L’Anonimo dell’Anno 2011 – Cesare Basile
Tostato da Alessandro Basile
L’Anonimo dell’Anno è il mio vicino di casa, la ragazza che vive in via dei Garofani numero 3, la nonna del sesto piano. Sono persone, uomini e donne in carne ed ossa, a volte sono giovani, altre poi hanno rughe spesse e mani piene di calli. Sono cittadini, immigrati, esiliati, sono muratori e dottori, sono studenti. Hanno un nome, un cognome, un indirizzo ed un numero di telefono, eppure nessuno li dice alla televisione, li chiama per un’intervista per aprirci un giornale, li invita alle cerimonie in comune. Muoiono e nessuno li ricorda, vivono e non fanno rumore. Eppure spostano pietre con il pensiero, hanno occhi profondi come burroni e con le mani smuovono le montagne per far andare quelle rotelle così arrugginite che fanno sì che il nostro paese vada avanti anche quando il mondo, l’Europa, le banche e i politici hanno detto che non lo farà.

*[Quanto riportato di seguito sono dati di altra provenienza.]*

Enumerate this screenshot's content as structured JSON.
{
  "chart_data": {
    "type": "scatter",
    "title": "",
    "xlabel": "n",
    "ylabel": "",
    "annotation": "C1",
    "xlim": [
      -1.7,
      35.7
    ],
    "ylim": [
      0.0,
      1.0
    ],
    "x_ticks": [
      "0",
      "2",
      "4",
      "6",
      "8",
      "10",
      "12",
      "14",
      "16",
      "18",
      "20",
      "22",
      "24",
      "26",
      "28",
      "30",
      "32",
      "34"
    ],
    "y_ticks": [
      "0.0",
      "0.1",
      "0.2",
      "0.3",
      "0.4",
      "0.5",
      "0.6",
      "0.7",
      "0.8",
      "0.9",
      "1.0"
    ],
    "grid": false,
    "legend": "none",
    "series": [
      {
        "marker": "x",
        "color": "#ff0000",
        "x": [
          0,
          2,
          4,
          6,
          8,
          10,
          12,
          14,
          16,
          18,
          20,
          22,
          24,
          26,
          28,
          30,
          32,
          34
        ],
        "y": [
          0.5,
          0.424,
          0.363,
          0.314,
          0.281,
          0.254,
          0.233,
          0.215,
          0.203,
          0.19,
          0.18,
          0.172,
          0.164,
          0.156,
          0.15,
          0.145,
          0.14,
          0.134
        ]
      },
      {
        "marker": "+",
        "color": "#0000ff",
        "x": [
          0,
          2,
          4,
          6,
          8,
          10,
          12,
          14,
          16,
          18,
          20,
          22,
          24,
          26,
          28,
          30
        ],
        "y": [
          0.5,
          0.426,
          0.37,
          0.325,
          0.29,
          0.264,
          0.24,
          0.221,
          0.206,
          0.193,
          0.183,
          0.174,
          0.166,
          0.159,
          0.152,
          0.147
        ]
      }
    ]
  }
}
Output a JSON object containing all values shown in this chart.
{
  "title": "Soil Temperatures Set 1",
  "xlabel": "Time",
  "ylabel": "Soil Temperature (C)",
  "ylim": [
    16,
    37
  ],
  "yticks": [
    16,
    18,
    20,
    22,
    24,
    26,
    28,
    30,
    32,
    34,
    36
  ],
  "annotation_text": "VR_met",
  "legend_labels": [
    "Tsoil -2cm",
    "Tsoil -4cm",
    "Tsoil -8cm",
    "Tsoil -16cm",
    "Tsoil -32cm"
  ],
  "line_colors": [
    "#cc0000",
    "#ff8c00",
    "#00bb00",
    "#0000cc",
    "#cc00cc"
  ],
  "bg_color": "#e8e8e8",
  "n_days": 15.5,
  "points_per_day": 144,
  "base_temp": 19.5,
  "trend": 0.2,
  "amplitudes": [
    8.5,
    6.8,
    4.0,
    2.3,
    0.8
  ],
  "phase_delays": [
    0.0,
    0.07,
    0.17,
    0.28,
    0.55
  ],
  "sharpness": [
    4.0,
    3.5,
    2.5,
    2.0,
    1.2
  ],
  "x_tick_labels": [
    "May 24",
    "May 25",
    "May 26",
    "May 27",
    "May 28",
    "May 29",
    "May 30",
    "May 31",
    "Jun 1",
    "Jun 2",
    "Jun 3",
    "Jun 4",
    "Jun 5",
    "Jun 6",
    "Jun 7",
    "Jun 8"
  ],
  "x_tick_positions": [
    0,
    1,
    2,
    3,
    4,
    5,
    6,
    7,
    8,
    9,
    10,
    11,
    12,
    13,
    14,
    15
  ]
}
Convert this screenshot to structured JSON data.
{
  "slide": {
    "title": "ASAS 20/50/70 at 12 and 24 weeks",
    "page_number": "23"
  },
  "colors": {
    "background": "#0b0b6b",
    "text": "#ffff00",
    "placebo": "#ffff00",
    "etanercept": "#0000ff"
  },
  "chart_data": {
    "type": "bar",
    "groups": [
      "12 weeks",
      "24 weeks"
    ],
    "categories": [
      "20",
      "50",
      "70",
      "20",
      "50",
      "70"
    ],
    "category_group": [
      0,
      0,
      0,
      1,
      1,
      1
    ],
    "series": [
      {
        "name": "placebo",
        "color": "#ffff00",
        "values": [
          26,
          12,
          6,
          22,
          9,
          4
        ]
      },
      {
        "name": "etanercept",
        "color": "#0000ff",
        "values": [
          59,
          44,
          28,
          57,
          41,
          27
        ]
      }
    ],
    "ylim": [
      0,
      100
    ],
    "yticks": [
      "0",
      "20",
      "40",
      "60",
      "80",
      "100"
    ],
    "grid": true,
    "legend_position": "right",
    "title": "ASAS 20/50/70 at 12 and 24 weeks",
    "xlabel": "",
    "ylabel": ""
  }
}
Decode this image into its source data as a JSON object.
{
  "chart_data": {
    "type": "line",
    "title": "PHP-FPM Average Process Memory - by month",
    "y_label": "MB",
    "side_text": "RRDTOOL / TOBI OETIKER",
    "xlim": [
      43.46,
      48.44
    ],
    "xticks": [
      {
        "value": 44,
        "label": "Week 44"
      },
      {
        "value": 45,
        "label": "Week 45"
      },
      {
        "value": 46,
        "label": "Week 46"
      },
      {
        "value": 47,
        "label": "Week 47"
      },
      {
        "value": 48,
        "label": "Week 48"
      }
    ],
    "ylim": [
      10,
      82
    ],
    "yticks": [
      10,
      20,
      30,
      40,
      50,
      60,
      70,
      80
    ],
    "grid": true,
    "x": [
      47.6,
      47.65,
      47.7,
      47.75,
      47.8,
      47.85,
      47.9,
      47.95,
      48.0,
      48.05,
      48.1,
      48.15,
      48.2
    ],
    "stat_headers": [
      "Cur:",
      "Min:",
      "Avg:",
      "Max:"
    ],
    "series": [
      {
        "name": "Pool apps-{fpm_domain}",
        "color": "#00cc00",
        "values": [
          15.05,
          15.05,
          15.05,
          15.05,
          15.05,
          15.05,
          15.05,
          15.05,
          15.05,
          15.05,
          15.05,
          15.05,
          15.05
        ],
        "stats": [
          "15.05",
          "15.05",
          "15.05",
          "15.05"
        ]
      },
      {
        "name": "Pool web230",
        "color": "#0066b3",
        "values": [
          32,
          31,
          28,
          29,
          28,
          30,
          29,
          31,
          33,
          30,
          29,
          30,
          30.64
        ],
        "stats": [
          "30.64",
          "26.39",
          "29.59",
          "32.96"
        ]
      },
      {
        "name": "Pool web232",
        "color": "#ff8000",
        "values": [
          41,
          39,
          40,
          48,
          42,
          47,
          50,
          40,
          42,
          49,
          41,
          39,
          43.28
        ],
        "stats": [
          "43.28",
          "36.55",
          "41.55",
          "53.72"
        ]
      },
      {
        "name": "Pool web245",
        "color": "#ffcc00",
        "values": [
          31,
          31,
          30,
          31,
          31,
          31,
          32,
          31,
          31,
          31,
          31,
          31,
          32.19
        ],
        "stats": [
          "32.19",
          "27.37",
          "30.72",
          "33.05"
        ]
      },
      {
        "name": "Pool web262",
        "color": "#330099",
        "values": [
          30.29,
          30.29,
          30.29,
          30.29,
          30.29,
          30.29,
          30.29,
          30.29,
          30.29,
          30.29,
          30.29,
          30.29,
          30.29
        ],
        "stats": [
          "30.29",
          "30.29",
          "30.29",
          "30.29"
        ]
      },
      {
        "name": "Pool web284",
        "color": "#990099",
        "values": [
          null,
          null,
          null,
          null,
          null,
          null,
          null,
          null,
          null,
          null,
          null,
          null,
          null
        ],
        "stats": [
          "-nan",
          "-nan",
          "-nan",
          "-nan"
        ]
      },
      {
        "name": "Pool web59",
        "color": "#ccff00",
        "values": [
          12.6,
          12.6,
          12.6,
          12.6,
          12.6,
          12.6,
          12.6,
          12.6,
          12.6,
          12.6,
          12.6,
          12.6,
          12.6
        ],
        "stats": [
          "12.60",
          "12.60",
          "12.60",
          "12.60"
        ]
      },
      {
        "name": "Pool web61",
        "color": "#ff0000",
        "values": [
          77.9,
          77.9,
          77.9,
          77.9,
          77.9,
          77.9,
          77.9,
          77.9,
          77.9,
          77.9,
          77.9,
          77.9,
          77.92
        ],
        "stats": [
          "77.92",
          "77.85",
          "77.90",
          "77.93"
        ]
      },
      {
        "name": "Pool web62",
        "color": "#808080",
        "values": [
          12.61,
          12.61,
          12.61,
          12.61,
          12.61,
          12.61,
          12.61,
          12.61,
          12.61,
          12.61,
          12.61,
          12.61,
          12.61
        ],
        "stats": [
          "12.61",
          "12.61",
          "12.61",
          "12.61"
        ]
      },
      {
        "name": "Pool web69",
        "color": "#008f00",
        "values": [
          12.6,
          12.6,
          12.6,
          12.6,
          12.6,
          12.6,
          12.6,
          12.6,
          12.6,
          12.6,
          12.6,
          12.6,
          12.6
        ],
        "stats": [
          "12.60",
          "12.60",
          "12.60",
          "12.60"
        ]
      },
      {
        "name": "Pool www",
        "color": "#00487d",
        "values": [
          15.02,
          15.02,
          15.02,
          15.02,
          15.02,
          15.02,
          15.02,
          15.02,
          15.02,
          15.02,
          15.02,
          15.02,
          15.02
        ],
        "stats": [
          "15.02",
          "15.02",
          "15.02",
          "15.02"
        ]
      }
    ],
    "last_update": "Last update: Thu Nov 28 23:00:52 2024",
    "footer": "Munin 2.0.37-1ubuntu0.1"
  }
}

Caffè News e la sua redazione di ragazzotti in giro per l’Italia e il mondo hanno deciso così di dedicare la copertina del primo giorno del 2012 all’ANONIMO DELL’ANNO, quel personaggio di cui nessuno sa molto, ma che in questi 365 giorni ha fatto qualcosa di reale e concreto per cambiare il nostro Paese o soltanto per farlo andare avanti. Per scegliere a chi dedicare questa copertina, abbiamo chiesto ad ognuno dei nostri redattori di segnalare il suo ANONIMO dell’ANNO da oggi fino al 31 dicembre 2011. La competizione è aperta e anche voi, se avete qualche anonimo da segnalarci scrivete a redazione@caffenews.it.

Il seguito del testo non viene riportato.